= TVAnswer =

TV Answer is the wireless communications company founded in 1986 that invented IVDS (Interactive Video and Data Services), a nationwide wireless multimedia platform including television, data, and digital voice services. TVAnswer is currently known as EON Corporation.

== History ==
In the late 1980s, TV Answer applied for and was later allocated special spectrum (218-219 MHz) by the Federal Communications Commission for its proposed service; however, the FCC denied the company’s request for a nationwide license and instead offered hundreds of regional and metropolitan licenses by lottery and auction. TV Answer's management team and board of directors, which included Hewlett Packard director George A. Keyworth and former FCC director Mark Fowler, directed the company’s engineers to file a series of domestic and international patents for its interactive video technologies and related network architecture.

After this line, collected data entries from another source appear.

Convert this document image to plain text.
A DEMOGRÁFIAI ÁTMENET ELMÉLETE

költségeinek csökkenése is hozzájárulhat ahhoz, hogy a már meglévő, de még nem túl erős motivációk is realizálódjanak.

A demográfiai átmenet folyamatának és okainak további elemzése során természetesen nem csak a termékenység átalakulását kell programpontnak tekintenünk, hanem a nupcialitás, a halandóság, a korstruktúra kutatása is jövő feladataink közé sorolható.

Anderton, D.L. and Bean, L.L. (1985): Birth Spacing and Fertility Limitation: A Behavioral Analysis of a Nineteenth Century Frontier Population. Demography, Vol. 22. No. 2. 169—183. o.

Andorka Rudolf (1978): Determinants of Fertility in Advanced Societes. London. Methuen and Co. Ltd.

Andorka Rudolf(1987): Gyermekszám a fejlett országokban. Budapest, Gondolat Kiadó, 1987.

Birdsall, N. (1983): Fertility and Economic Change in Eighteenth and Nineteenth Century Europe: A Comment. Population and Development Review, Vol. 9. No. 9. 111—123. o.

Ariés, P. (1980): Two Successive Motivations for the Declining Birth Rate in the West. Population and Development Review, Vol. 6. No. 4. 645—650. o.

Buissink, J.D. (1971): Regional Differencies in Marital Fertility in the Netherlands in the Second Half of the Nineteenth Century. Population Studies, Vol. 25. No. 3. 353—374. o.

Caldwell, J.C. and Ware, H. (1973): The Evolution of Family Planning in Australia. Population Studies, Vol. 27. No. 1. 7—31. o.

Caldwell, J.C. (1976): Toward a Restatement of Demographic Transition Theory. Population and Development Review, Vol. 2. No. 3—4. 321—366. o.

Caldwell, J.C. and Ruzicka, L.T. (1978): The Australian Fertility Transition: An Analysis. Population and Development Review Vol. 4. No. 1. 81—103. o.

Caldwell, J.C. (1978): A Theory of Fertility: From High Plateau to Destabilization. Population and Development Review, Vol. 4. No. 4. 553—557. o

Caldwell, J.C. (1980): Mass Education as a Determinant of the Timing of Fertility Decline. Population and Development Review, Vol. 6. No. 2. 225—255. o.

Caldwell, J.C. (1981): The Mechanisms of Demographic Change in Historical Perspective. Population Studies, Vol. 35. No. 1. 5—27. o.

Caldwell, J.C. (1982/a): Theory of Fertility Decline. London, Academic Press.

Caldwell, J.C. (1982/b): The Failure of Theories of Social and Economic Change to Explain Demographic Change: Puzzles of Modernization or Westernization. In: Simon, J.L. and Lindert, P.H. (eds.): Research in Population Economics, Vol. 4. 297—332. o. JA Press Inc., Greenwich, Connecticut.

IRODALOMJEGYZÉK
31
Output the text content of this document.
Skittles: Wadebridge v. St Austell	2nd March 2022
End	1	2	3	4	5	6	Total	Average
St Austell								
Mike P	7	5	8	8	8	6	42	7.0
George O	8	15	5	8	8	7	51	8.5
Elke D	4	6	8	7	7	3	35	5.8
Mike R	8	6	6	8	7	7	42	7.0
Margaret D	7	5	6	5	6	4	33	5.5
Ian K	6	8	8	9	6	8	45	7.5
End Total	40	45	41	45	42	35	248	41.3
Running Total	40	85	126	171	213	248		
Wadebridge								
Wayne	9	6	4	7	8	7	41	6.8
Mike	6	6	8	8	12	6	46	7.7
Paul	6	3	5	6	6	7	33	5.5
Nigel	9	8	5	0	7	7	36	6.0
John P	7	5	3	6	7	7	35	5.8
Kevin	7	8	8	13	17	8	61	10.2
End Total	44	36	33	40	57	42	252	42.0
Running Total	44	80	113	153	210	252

Recognizing that its advancements were applicable beyond interactive television, the company changed its name in 1993 to EON Corporation to mark the broader focus of its business initiatives. As EON Corporation, the company worked to establish a nationwide infrastructure for two-way data and messaging services. The applications ranged from advanced meter reading (the smart grid) to inventory monitoring and control of remote assets such as vending machines. TV Answer was featured prominently on national television and in the national media.

== Currently ==
Since 2008, the company has been actively licensing its wireless technologies to the communications and smart grid industries. The company continues to invest in developing wireless technology and sourcing applications across multiple industries.